I’ve noticed something in crypto that I’m trying hard not to repeat: most people decide they’re bullish first, then they go hunting for reasons later. It feels good in the moment, but it usually ends the same way—overconfidence, bad timing, and a lot of noise in your head.

So with Plasma, I’m taking a slower approach. Not because I’m uninterested, but because I’m trying to build conviction the right way. I don’t want to be the guy who posts “this is the future” today and quietly disappears when the next trend arrives.

What keeps Plasma on my radar is simple: the direction feels practical. Stablecoin settlement sounds boring, and that’s exactly why it’s worth paying attention to. The most “boring” parts of crypto—payments, settlement, infrastructure—are the parts that can survive cycles. They don’t need constant excitement if they’re actually useful. If a network can make stablecoin transfers reliable and efficient at scale, that’s not a story for likes. That’s a foundation.

But I also know something else: infrastructure is the easiest thing to overrate. A good narrative can make an average product look revolutionary. And a clean vision can hide a lot of execution risk. That’s why I’m not judging Plasma based on announcements, threads, or hype waves. Announcements are cheap. Even partnerships can be cheap. The real question is whether usage can grow when the spotlight is not on them.

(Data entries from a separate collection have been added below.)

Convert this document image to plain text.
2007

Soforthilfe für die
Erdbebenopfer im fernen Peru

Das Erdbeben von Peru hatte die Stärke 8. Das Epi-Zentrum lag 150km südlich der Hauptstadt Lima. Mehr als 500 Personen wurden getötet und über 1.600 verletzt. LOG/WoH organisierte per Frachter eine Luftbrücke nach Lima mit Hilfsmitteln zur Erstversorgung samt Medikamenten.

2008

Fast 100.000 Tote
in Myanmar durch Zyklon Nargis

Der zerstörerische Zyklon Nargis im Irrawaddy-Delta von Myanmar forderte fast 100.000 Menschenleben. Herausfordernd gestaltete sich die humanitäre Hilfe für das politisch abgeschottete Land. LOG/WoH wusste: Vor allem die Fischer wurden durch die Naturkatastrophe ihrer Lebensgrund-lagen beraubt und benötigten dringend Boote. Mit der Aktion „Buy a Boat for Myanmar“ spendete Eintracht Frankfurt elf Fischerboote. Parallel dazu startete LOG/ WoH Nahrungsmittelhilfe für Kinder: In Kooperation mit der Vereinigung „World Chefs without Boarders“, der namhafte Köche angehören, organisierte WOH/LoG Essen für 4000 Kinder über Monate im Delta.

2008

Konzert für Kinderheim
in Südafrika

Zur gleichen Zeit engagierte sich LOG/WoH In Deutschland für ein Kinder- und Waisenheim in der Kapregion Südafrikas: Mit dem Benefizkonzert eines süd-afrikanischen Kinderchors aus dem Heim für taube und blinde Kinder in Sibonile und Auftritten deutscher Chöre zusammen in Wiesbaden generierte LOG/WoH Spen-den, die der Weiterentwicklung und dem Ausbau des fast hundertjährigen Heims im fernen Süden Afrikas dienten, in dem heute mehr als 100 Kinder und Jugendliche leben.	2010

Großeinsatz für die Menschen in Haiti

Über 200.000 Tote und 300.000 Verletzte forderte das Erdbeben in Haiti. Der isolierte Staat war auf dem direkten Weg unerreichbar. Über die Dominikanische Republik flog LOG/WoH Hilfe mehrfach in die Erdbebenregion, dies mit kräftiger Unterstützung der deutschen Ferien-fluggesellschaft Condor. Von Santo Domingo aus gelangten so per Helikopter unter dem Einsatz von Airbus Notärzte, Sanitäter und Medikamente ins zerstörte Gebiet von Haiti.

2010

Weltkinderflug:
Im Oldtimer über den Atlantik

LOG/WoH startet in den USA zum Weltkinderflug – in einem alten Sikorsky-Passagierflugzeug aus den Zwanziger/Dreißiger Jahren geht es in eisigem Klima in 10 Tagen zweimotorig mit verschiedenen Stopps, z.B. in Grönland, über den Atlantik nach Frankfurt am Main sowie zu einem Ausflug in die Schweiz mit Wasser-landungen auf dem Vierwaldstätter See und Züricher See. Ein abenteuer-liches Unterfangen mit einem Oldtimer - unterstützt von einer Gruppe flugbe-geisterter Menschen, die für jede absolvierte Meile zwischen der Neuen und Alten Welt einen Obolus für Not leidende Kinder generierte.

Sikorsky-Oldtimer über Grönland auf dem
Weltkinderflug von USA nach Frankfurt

The framework I’m using is the same one I use for any serious L1/L2 style project: utility, adoption, and retention. Utility is the simplest part—it’s what the project claims to solve, and whether that problem actually matters. In Plasma’s case, stablecoin settlement does matter, because stablecoins are one of the most real, consistent behaviors on-chain across cycles. Adoption is where things get real: do actual users, apps, and flows show up? Is it just attention, or is it activity? Retention is the hardest part: do people stay even when incentives cool down and the market gets boring?

That last part—retention—is where most projects fail. You’ll see bursts of activity, big spikes, and lots of excitement… and then it fades because nothing truly sticky was built. That’s why I don’t get impressed by sudden surges. I’m more interested in quiet consistency. A strong project usually looks boring right before it looks obvious. It keeps building when nobody is watching, and that’s when the base gets formed.

So when I observe Plasma, I’m not asking “can it pump?” I’m asking “can it behave like something people actually use?” That’s a very different question. I’m watching for signals like repeat usage patterns, builders continuing to ship, integrations that make sense, and an ecosystem that doesn’t feel like it depends entirely on short-term rewards.

At the same time, I’m not trying to be negative. I’m just trying to stay honest. What would make me cautious is if everything stays incentive-driven for too long—if the only reason activity exists is because rewards exist. That’s not adoption, that’s renting attention. And rented attention disappears the moment the rent stops. On the other hand, what would make me more confident is seeing usage that grows steadily even when there’s no big hype moment happening.

So my current position is straightforward: Plasma is on my watchlist, and I’m open to being convinced. I’m not rushing to label it a “must-buy” story, and I’m not dismissing it either. I’m just letting the project earn conviction through time and real-world behavior. If it delivers, it won’t need me to believe early. It will become obvious through signals.

If you’re also following Plasma, I’m genuinely curious—what kind of updates or signals do you personally like to see before your confidence increases? Even small things count. Sometimes one clear sign of real usage says more than ten big announcements.